Published: 18 May 2010



MicroRNAs (miRNAs) are non-coding RNAs that regulate gene expression by binding to the messenger RNA (mRNA) of protein coding genes. They control gene expression by either inhibiting translation or inducing mRNA degradation. A number of computational techniques have been developed to identify the targets of miRNAs. In this study we used predicted miRNA-gene interactions to analyse mRNA gene expression microarray data to predict miRNAs associated with particular diseases or conditions.

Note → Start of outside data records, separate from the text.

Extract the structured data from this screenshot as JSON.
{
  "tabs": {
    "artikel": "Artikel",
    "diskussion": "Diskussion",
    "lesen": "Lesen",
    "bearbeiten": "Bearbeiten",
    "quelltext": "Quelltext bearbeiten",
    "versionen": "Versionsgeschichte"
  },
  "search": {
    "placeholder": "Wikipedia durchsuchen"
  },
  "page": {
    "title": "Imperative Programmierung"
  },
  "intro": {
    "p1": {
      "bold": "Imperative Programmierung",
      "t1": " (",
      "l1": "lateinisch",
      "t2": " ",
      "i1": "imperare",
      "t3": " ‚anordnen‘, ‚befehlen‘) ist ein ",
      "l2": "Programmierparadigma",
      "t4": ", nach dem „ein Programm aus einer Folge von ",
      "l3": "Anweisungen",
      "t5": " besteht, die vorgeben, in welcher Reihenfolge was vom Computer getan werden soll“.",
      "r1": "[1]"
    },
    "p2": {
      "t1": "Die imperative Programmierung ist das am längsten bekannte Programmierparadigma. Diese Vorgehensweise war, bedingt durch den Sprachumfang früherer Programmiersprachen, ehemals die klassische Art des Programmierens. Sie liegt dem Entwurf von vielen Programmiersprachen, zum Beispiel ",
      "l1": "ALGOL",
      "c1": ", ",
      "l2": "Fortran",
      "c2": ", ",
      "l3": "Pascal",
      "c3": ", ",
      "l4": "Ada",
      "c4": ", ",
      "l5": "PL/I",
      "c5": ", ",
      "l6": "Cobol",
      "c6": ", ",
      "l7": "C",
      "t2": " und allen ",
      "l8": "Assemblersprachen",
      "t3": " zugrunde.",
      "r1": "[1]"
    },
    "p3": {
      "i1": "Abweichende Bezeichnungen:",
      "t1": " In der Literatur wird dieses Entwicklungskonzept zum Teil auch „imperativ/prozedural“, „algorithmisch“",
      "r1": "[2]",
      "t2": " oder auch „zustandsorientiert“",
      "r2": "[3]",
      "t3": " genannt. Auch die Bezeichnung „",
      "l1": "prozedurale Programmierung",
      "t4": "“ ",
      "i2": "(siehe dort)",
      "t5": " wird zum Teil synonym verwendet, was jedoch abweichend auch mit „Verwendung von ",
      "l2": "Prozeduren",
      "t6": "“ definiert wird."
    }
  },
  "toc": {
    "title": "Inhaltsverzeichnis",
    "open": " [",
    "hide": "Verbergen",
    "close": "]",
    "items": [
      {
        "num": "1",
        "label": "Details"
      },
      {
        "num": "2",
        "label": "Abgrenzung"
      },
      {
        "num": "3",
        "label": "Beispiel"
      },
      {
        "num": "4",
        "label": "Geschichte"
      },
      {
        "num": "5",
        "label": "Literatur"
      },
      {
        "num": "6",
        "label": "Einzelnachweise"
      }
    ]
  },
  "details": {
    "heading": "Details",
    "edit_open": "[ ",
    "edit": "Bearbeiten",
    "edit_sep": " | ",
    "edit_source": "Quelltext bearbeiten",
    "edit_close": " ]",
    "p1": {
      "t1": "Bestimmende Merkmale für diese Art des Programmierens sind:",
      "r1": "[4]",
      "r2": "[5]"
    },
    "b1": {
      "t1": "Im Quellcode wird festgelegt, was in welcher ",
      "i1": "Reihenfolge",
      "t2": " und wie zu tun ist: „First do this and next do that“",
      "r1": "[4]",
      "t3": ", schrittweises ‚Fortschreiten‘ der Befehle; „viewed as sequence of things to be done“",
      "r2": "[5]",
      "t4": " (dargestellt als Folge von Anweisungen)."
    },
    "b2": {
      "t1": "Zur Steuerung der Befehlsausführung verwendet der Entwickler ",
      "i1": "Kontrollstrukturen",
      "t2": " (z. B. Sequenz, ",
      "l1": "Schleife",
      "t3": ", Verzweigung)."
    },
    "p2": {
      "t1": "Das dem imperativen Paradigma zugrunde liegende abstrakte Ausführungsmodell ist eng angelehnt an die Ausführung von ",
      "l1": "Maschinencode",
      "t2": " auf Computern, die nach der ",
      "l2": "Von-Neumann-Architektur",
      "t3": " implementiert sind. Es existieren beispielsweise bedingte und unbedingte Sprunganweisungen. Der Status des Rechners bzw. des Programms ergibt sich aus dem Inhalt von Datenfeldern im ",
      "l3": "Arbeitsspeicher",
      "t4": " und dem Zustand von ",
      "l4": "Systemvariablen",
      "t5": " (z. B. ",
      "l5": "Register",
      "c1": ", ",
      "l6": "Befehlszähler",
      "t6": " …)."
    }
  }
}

Here we combine correspondence analysis, between group analysis and co-inertia analysis (CIA) to determine which miRNAs are associated with differences in gene expression levels in microarray data sets. Using a database of miRNA target predictions from TargetScan, TargetScanS, PicTar4way PicTar5way, and miRanda and combining these data with gene expression levels from sets of microarrays, this method produces a ranked list of miRNAs associated with a specified split in samples. We applied this to three different microarray datasets, a papillary thyroid carcinoma dataset, an in-house dataset of lipopolysaccharide treated mouse macrophages, and a multi-tissue dataset. In each case we were able to identified miRNAs of biological importance.


We describe a technique to integrate gene expression data and miRNA target predictions from multiple sources.